HEALTHCARE AI AND DM APPLICATIONS OVERVIEW:

Figure 1: Healthcare AI and DM Applications

Many new researches proposes that the majority of data science analytics researches use cases as well as evolving uses for clinical data mining categories into following types

  • Predictive: In predictive analytics the companies, business and healthcare professionals apply artificial intelligence, machine learning , data mining to to look at quiet records so as to decide conceivable patient results, for example, the chance of an exacerbating or improving wellbeing condition, or odds of acquiring an ailment in a person's and group of the patient.
  • Diagnostic: Diagnostic Analytics is characterized as a type of cutting edge examination which analyzes information or

research firms create AI calculations to perform total investigations of patient information to improve the nature of patient administration, for example, taking care of patient belongings and planning the progression of errands employments, such as requesting test tests, among of clinical work force.

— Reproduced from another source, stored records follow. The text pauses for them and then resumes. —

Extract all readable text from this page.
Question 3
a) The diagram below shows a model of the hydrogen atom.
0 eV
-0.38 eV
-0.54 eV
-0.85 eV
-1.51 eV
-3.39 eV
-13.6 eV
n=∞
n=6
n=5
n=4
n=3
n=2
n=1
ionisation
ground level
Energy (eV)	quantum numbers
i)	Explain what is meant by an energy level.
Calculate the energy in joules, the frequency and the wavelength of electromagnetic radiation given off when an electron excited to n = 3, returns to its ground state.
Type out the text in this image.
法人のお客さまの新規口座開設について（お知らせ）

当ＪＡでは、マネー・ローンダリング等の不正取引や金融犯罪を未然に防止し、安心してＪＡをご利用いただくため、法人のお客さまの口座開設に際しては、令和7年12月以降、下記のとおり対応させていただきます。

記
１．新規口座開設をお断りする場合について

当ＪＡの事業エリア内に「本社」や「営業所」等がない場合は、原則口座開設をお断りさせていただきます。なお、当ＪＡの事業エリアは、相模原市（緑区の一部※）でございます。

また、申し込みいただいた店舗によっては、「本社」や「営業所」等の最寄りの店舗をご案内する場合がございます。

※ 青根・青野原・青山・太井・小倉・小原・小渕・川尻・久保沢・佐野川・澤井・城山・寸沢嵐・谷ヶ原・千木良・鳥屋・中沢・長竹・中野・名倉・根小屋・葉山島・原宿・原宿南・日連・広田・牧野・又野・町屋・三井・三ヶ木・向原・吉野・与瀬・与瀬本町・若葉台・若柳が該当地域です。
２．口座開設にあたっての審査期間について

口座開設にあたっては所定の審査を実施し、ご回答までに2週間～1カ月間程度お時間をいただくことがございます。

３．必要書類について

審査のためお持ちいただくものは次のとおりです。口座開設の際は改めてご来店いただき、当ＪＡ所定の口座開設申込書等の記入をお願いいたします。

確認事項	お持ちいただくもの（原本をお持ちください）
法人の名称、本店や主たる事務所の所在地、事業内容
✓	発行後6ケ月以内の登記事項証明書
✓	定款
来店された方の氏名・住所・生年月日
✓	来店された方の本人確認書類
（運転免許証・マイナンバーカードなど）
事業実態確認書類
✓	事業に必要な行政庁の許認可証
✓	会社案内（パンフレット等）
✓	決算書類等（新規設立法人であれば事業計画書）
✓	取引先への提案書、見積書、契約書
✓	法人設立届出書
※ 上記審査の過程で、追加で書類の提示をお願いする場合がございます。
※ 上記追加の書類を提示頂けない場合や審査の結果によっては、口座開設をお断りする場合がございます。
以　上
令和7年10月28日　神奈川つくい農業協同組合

KNOWLEDGE DISCOVERY IN DATABASES (KDD)

Knowledge Discovery in Databases (KDD or DM) is a popular term for data mining, which is used to extract important information from large databases and information distribution centers. Just like logical sides, mining applications are used in business [8]. DM is defined as a method for locating examples and drifts in databases that can be used to develop predictive models [9]. Otherwise, it is described as the process of determining and investigating data, and then developing models based on that data to uncover previously unknown, obscure occurrences [5, 10]. There are many people who believe that mining databases and KDDs is the same thing as discovering new information through the process of information mining. During the period of information disclosure, information mining might be a significant advancement. It is depicted in the picture above as an iterative sequence: Data cleaning, Data coordination, Data selection, Data change, Data mining, Pattern assessment, and Knowledge introduction.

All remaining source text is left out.